Né le cose vanno meglio altrove, per esempio, in Portogallo e Spagna. Qui, nonostante siano state varate riforme del mercato del lavoro ispirate al piano Hartz , il tasso di disoccupazione è passato rispettivamente dal 7,6 e dal 7,3 del 2007 al 27 e 17,7 per cento di oggi. Nello stesso tempo il costo del lavoro è calato, rispettivamente di dodici e cinque punti percentuali.

 

Nonostante questi dati, e i più recenti sulla situazione italiana che danno il Pil nei primi due mesi del 2015 ancora in flessione rispetto allo stesso periodo del 2014 e la disoccupazione ancora crescita, il pavone fiorentino, continua a dire che il suo Jobs Act è la cosa più di sinistra, ossia più favorevole ai lavoratori, che mai governo prima del suo abbia fatto.

 

E qui delle due l’una: o ha la faccia più tosta delle pietre o ha ragione Dostoevskij.  Ma anche, perché no, le due cose insieme.

 

 


 

[1] F. Dostoevskij – Ricordi dal sottosuolo – Ed.

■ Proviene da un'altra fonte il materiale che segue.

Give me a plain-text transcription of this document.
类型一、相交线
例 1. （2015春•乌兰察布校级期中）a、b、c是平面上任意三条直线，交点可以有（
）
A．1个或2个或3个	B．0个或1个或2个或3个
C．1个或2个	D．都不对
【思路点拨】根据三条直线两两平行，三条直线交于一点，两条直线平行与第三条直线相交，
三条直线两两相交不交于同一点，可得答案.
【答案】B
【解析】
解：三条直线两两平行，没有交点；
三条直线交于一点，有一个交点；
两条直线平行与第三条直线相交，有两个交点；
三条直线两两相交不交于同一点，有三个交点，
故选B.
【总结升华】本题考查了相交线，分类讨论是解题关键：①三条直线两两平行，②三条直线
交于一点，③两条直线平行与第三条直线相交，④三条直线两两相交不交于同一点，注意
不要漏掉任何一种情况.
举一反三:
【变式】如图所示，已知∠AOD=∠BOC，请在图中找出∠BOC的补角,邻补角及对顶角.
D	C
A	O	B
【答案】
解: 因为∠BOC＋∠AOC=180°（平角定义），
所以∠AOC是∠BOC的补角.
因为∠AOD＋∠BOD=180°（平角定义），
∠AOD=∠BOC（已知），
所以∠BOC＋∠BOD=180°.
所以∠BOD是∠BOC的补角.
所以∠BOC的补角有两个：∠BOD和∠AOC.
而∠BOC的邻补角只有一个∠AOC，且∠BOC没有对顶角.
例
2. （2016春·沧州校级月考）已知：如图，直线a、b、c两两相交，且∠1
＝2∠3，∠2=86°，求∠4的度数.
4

Bur pag. 36

 

[2] Marx distingue il lavoro astratto dal lavoro concreto, ossia il lavoro“in quanto dispendio di forza-lavoro umana, in quanto lavoro astrattamente umano “ che si ha nello svolgimento di tutte le attività lavoratice,  dal lavoro specifico richiesto per la produzione di un determinato valore d’uso, per esempio, per la produzione di un abito, di un paio di scarpe ecc.

 

[3] K. Marx - Lavoro Salariato e Capitale Ed. Riuniti – 1991-pag. 20/21

 

[4] Ib.

 

[5] Vedi : A. Noviello/ Giorgio Paolucci – La falsa modernità di Marchionne e l’attualità di K. Marx-  http://www.istitutoonoratodamen.it/joomla/lavorolottaclasse/168-falsomarchionne

 

[6] A. Noviello – Job Act: asserviteci tutti. http://www.istitutoonoratodamen.it/joomla/lavorolottaclasse/299-asservitecitutti

 

[7] L’opuscolo, redatto dall'assemblea degli studenti di Scienze politiche dell'Università Statale di Milano, è rivolto principalmente ad altri studenti con l’intento di offrire loro gli strumenti teorici per affrontare con consapevolezza critica un tema, come quello della riforma del mercato del lavoro, che li riguarda molto da vicino.

 

[8] Vedi: L. Gallino - La lotta di classe dopo la lotta di Classe- Ed. Laterza - pag. 87

 

[9] Questi dati sono stati ripresi da un’intervista rilasciata alla trasmissione Presa diretta del 1° marzo u.s. dal direttore dell’Istituto tedesco per la ricerca economica (Diw) Marcel Fratzer, autore del volume Die Deutschalnd illusion, non ancora tradotto in italiano.